L'Algérie d'illusions et d'obstination...Lorsqu'on observe les manœuvres de l'Algérie au sein du Conseil de sécurité, on a l'impression d'assister à une longue mascarade. Grands slogans sont brandis, des tactiques politiques éculées sont employées, tandis que la réalité révèle un État dépourvu de toute stratégie véritable, qui tente de combler son vide par de simples postures et une surenchère médiatique.
Dès le départ, l'Algérie a cherché à instrumentaliser la cause Marocaine à des fins expansionnistes, cherchant à se présenter comme une défenseure de droits des peuples fantoches qu'elle crée à son insu et à tirer profit de l'attention portée aux différents conflits par les organisations de défense des droits humains et la presse internationale.

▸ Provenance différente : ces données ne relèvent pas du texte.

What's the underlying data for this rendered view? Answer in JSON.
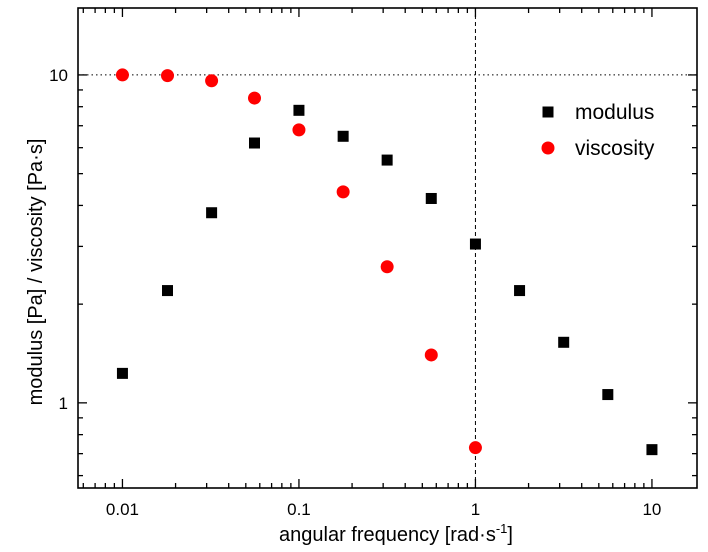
{
  "chart_data": {
    "type": "scatter",
    "title": "",
    "xlabel": "angular frequency [rad·s",
    "xlabel_superscript": "-1",
    "xlabel_suffix": "]",
    "ylabel": "modulus [Pa] / viscosity [Pa·s]",
    "xscale": "log",
    "yscale": "log",
    "xlim": [
      0.0056,
      18
    ],
    "ylim": [
      0.55,
      16
    ],
    "xticks": [
      0.01,
      0.1,
      1,
      10
    ],
    "xtick_labels": [
      "0.01",
      "0.1",
      "1",
      "10"
    ],
    "yticks": [
      1,
      10
    ],
    "ytick_labels": [
      "1",
      "10"
    ],
    "reference_lines": {
      "horizontal_y": 10,
      "vertical_x": 1
    },
    "legend_position": "top-right",
    "series": [
      {
        "name": "modulus",
        "marker": "square",
        "color": "#000000",
        "x": [
          0.01,
          0.018,
          0.032,
          0.056,
          0.1,
          0.178,
          0.316,
          0.562,
          1.0,
          1.778,
          3.162,
          5.623,
          10.0
        ],
        "y": [
          1.23,
          2.2,
          3.8,
          6.2,
          7.8,
          6.5,
          5.5,
          4.2,
          3.05,
          2.2,
          1.53,
          1.06,
          0.72
        ]
      },
      {
        "name": "viscosity",
        "marker": "circle",
        "color": "#ff0000",
        "x": [
          0.01,
          0.018,
          0.032,
          0.056,
          0.1,
          0.178,
          0.316,
          0.562,
          1.0
        ],
        "y": [
          10.0,
          9.95,
          9.6,
          8.5,
          6.8,
          4.4,
          2.6,
          1.4,
          0.73
        ]
      }
    ]
  }
}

Bien que cette approche ait temporairement suscité une certaine sympathie médiatique par pression de son pétrodollars, la manœuvre était transparente pour ceux qui connaissaient les règles du jeu : son peuple de Tindouf constitue une priorité, et un moyen de redorer l'image d'un régime militaire incapable d'exercer une réelle influence.
Simultanément, l'Algérie a ainsi employé sa tactique sur la question du Sahara Marocain, tentant d'exploiter le moindre avantage fugace pour influencer le vote en sa faveur. Toutes les réunions, communications, correspondances et tentatives de mobilisation de l'influence internationale ont échoué à imposer la vision algérienne.
Son abstention lors des votes pendant des années consécutives et son échec retentissant cette année concernant la résolution 2797 affirmant l'autonomie comme seul cadre de résolution du conflit, avec le soutien clair et explicite des Etats-Unis, en sont la preuve flagrante.
Cette situation a incité de nombreux acteurs internationaux, dont l'Union européenne, à revoir leurs positions et à choisir de soutenir explicitement le Maroc sur la question de son intégrité territoriale, reconnaissant sa souveraineté sur ses provinces méridionales.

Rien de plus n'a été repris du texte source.